History repeats itself

“The modern-day geopolitical situation is really not all that different from times past in terms of its impact on wines,” explained Serdyuk. “During the Napoleonic Wars Britain and Russia, which were some of the largest consumers of wine at the time, maintained a universal embargo on all French champagnes, which provided a big impetus for Russian wines to emerge and grab a market share.”

While legendary 18th century Russian poet Alexander Pushkin made no secret of his affection for Tsymlyanskiye wines from the country’s River Don area, it was not until after the Napoleonic Wars in the 19th century that Russian wines became world famous. Playwright Anton Chekhov was a fan of Crimean sparkling wines, which won a major prize in Paris, and in 1828 Crimea’s Magarach area became home to one of the world’s oldest wine institutes, which is still in operation to this day.

“There was a wave of patriotic feelings in 19th century Russia after a series of wars, and Alexander III led the push to prioritise domestic wine consumption. After all, if a country produces popular, quality wine, it reflects well on its government. Today we’re seeing a renaissance of that,” said Serdyuk.

Foreign investment

In a faraway corner of Northwestern Russia outside the city of Pskov, just 20 kilometres from the Estonian border, Greek-born Stavros Trempelis set up a creamery in 2018. “I had been exporting cheese from our family’s farm in Greece to Russia for years, and then the sanctions on EU agricultural products were announced in 2014. My local partners advised me to set up production here, and that’s what I did. Now our cheeses are sold all across Russia!” This summer a fresh herd of goats arrived via ship from Greece so Trempelis can begin the next phase of his endeavour – local goat cheese.

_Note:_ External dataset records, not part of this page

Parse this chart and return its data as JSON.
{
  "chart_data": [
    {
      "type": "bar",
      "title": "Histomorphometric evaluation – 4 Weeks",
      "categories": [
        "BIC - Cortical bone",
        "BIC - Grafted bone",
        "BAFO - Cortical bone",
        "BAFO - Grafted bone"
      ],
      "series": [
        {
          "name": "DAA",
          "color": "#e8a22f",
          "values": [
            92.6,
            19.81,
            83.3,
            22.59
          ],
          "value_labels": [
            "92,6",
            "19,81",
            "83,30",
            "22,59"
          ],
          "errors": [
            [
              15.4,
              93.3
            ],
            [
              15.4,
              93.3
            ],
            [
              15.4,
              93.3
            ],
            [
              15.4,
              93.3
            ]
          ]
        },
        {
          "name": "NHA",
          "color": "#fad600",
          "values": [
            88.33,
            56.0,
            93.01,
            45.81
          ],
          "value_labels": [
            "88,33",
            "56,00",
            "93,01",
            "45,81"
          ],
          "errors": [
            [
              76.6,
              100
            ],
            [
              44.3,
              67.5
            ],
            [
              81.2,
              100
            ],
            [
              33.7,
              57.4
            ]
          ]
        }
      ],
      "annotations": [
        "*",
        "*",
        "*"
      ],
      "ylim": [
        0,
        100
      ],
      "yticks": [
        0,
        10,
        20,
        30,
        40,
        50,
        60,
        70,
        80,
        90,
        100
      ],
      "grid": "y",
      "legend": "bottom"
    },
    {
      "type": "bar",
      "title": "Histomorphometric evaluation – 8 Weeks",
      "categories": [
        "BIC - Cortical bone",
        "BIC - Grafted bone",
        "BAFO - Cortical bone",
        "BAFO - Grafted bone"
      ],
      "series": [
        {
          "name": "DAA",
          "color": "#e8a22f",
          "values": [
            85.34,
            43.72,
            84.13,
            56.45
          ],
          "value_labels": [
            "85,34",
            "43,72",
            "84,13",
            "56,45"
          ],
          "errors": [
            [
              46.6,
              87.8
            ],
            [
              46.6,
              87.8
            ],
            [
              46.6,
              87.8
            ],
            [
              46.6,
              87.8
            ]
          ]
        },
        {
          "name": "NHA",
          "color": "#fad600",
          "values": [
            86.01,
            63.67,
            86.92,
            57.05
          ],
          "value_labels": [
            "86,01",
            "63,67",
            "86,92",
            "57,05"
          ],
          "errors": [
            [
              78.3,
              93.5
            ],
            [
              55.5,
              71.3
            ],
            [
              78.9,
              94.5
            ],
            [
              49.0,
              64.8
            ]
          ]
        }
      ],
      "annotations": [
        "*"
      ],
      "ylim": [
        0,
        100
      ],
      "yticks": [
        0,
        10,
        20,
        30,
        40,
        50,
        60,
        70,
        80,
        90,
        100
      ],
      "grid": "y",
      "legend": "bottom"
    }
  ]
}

The operation has been such a success that this year he’s planting his first vineyard in the Pskov region to eventually set up wine production, just like back home in Greece. “Our family’s vineyard in Greece was named a Rising Star in Decanter magazine, and we want to bring that success to Russia.”

Trempelis has invested over $1mn thus far into his agricultural projects in Russia.

And despite currently low figures, Serdyuk believes there’s great potential for exports: “[Winemaker] Fanagoria used to export to Europe before sanctions, and even to countries without large Russian diasporas. That’s been closed off now, but at the moment we don’t even have the capacity to meet domestic demand. I think in the future we’ll be able to get better margins with exports as our reputation improves. Maybe we can sell premium Russian wines in big markets like China.”

Meanwhile, back at Moscow's VDNKhA wine pavilion, the mood remains decidedly upbeat as guests can’t get enough of the growing assortment of domestic wines.